Just like Baroness Thatcher, Tony Abbott does God, too.

Just like Margaret Thatcher, who Tony Abbott recalls as “one of the greatest British prime ministers and one of the most significant world leaders of our times”, the Leader of the Opposition is prepared to “do God” in his speeches. In covering Thatcher’s view of God, Eternity recently recounted the story of Tony Blair’s adviser Alistair Campbell insisting “We don’t do God”.  Thatcher broke that rule. Tony Abbott does too.

Media coverage of the 70th Anniversary dinner for the Institute of Public Affairs (IPA) in Melbourne  last week has focused on the lavishness of the $500 minimum per head dinner in the Great hall of the Art Gallery, or the other talking heads Gina Rinehart and Rupert Murdoch and Andrew Bolt as MC.

And then there is the IPA wish-list. It includes breaking up the ABC, a single rate of income tax, and repealing plain paper packaging for cigarettes. At the IPA Tony Abbott is a moderate.

The God aspect of Tony Abbott’s speech has gone largely unreported, however.

Early in the speech Abbott remarks “In celebrating the IPA, we celebrate its calling which is to support and sustain the public culture which has shaped our country and influenced so well the wider world.”

And then immediately:

“In the Garden of Eden that Adam and Eve could do almost as they pleased but freedom turned out to have its limits and its abuses, as this foundational story makes only too clear. Yet without freedom we can hardly be human; hardly be worthy of creation in the image of God. From the Garden of Eden, to the Exodus, Athenian democracy, the Roman Senate, Magna Carta, the glorious revolution and American independence, the story of our civilisation has been the story of freedom and our struggles to achieve it.”

In other words, the public culture which Abbott celebrates is centred on a Christian view of man-kind. As a Catholic, if he is to follow his church’s teaching Adam and Eve are central figures which underpin the idea of original sin, a view of human freedom that is aware of consequences.

Depending on your view of the IPA’s agenda for a radically slimmed down government you might detect a slight element of faint praise in Abbott’s comment, “The IPA, I want to say, has been freedom’s discerning friend. It has supported capitalism, but capitalism with a conscience. Not for the IPA, a single-minded dogmatism or opposition to all restraint; rather a sophisticated appreciation that freedom requires a social context and that much is expected from those to whom so much has been given.”

In any case “much is expected from those to whom so much has been given” comes from a source that Christians will endorse—the parable of the faithful servant.

That allusion might have been undetected by the IPA dinner audience but later comes a continuation of the idea that Abbott is concerned to defend a western civil society based on Christianity:

“Do unto others as you would have them do unto you” is the foundation of our justice. “Love your neighbour as you love yourself” is the foundation of our mercy. Faith has weakened but not, I’m pleased to say, this high mindedness which faith helped to spawn and which the IPA now helps to protect and to promote.

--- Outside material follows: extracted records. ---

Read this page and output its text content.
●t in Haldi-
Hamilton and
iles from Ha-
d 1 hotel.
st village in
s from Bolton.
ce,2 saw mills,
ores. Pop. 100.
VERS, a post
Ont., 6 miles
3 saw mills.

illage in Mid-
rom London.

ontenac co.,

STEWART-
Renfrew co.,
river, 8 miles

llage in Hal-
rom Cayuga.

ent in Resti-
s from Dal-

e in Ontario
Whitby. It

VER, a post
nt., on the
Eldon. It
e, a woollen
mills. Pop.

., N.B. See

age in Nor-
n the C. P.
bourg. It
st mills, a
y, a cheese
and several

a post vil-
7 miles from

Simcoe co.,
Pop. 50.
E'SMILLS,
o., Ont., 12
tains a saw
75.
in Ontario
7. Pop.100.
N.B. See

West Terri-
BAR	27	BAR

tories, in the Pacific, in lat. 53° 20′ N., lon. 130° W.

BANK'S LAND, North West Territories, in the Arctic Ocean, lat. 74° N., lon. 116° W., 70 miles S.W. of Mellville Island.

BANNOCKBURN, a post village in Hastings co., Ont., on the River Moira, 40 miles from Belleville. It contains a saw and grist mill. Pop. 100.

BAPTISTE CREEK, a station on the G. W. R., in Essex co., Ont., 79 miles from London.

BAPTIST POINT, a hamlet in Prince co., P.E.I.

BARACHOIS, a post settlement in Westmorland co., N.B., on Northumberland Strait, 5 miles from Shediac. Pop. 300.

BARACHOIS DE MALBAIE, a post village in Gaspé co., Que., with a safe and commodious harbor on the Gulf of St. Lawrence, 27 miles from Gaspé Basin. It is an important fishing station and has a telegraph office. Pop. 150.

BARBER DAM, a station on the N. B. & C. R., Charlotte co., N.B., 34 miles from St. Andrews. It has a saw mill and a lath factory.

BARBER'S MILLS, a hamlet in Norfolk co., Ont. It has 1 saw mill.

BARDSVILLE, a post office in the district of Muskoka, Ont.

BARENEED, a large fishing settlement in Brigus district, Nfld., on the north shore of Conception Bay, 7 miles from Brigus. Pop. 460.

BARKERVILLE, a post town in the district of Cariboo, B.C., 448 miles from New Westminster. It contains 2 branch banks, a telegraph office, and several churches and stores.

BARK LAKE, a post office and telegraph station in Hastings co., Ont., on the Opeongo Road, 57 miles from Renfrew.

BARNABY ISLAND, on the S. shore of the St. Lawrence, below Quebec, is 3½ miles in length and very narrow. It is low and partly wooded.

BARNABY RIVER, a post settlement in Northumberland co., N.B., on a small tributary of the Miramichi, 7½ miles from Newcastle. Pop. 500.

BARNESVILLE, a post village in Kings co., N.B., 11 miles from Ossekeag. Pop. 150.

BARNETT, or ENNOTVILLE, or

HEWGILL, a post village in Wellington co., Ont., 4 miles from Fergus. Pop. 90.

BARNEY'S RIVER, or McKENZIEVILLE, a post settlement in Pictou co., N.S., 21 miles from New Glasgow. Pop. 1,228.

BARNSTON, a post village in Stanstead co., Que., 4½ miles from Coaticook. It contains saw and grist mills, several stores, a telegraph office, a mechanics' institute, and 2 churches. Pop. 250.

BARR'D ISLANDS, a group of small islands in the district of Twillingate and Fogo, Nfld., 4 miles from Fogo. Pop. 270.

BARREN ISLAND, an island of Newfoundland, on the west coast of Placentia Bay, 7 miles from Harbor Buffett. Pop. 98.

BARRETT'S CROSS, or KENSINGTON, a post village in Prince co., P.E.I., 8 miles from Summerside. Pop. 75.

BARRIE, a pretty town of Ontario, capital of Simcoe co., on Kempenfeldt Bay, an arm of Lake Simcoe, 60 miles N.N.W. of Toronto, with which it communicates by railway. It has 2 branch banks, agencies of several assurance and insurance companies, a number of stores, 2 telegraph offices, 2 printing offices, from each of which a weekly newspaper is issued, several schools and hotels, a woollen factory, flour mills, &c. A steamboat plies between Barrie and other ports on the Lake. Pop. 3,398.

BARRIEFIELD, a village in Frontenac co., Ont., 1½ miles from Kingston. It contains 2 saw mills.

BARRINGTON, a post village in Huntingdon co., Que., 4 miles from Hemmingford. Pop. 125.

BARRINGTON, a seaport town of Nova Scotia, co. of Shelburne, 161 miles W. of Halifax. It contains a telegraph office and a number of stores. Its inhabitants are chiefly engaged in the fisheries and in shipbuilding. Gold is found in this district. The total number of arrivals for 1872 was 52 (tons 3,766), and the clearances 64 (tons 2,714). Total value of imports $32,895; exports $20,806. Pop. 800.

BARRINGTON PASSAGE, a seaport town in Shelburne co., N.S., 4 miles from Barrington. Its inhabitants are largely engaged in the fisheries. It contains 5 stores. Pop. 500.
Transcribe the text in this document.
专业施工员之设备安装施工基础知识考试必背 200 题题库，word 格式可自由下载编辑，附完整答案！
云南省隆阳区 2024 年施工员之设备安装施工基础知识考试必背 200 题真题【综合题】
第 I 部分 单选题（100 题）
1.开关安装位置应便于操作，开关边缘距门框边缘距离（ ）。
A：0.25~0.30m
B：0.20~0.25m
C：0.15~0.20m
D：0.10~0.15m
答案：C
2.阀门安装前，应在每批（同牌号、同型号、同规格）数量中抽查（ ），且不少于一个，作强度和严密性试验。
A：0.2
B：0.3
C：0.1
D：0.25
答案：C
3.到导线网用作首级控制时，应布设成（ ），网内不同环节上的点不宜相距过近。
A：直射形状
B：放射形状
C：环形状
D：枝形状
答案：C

And even a joke aimed at John Roskam, executive Director of the IPA.  “John, you’ve done very well with just 20 staff – but remember what Jesus of Nazareth did with just 12 and one of them turned out to be a rat!”

Tony Abbott clearly “does God”. There will be Christians attracted to him on those grounds, just as with Kevin Rudd in 2007. But as with Rudd, Abbott’s  “doing of God” will simply be one of a number of factors weighing on us as we vote.